2. PURCHASE PRICE AND MANNER OF PAYMENT. The purchase price for the Work is Six Million One Hundred Fifty Thousand Dollars ($6,150,000) (the “Purchase Price”). The full Purchase Price shall be paid no later than one-hundred and twenty (120) days from the Effective Date. The Purchase Price shall be paid by Buyer or Agent (or a combination of Buyer and Agent) to Seller by wire transfer in accordance with the wire instructions listed in the invoice, a copy of which is attached hereto as Exhibit A, which shall be verbally confirmed by Xxxxxxx Xxxxxx on behalf of Buyer and [***] on behalf of Seller prior to payment to Seller. For the avoidance of doubt, the obligation to pay the Purchase Price is expressly conditioned on the completion of the Treatment and Repackaging as set forth below:
3. Treatment and Repackaging.
(i) Within ten (10) business days from the Effective Date, Seller will make arrangements for the Work to first be unstretched and the strip lining of the canvas redone by Xxxxx X’Xxxxxxxxx Conservation (“Conservator”). Should Xxxxx X’Xxxxxxxxx be unable to carry this out for any reason, then a professional of similar qualifications and expertise will be hired, subject to mutual approval by Agent and Seller. When the strip lining of the Work has been redone, the Work shall be stretched onto a new support by Xxxxx Xxx that has been designed and constructed by Xxxxx Xxx Inc, with an address at 000 00xx Xx, Xxxxxxxx, XX 00000. Should Xxxxx Xxx and Xxxxx Xxx Inc. be unable to carry out these acts for any reason, then a professional of similar qualifications and expertise will be hired. These aforementioned adjustments to the Work are herein referenced as (“Treatment”). Modifications to Treatment shall be agreed to in writing by Agent and Seller. Seller shall be responsible for paying for all costs and expenses associated with Treatment. Treatment reports shall be prepared by Xxxxx X’Xxxxxxxxx and Xxxxx Xxx, respectively, and shall indicate a full assessment of the Treatment along with images and detailed descriptions (“Treatment Reports”), will be provided to the Agent promptly following the completion of Treatment.

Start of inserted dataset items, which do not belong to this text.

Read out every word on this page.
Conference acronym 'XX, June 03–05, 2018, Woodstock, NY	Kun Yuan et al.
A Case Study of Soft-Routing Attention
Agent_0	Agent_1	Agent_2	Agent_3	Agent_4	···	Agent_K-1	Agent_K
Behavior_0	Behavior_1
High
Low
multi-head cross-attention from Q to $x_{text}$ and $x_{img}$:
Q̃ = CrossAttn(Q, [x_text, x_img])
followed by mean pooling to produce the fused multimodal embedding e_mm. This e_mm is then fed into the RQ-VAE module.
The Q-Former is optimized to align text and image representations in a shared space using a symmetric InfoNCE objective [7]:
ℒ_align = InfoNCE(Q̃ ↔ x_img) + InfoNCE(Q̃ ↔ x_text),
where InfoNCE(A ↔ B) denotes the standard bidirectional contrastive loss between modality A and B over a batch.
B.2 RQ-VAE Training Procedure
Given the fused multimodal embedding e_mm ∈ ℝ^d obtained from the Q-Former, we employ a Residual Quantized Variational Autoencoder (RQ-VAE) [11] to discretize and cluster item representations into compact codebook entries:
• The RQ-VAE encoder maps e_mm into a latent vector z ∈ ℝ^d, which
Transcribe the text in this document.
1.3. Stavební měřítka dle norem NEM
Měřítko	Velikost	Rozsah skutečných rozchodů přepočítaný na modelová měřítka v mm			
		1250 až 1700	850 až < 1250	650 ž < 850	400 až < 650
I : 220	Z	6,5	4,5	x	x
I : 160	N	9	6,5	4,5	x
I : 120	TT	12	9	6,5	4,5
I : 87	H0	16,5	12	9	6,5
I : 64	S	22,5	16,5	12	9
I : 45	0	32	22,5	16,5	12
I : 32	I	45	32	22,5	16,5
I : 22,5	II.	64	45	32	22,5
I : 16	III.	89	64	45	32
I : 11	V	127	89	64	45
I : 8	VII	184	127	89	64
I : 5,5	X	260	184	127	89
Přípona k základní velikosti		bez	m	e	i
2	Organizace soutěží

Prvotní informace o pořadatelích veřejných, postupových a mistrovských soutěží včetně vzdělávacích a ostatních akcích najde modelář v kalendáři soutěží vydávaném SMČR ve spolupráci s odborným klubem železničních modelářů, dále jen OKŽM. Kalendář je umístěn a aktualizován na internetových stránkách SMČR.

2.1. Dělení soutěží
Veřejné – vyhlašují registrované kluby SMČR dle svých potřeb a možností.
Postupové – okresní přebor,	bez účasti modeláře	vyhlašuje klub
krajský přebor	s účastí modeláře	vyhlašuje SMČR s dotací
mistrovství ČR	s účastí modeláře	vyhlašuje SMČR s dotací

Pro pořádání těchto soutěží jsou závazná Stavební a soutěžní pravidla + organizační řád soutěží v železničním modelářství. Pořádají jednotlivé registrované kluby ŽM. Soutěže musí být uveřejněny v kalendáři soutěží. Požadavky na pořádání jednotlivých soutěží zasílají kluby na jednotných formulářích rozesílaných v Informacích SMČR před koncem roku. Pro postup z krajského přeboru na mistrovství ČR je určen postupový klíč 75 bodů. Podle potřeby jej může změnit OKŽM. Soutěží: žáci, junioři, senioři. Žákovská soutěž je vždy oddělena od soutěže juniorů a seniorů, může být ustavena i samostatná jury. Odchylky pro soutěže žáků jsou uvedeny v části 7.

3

(ii) Seller shall arrange and pay for the preparation of a new travel-ready crate for the Work within five (5) days following the completion of Treatment (“Repackaging”) at the sole cost and expense of Seller. Repackaging will be completed prior to the Closing Date, provided that the Closing Date may be extended by Seller if it becomes impracticable to complete the Repackaging and a new timeline for the completion of Repackaging has been approved by Agent in writing.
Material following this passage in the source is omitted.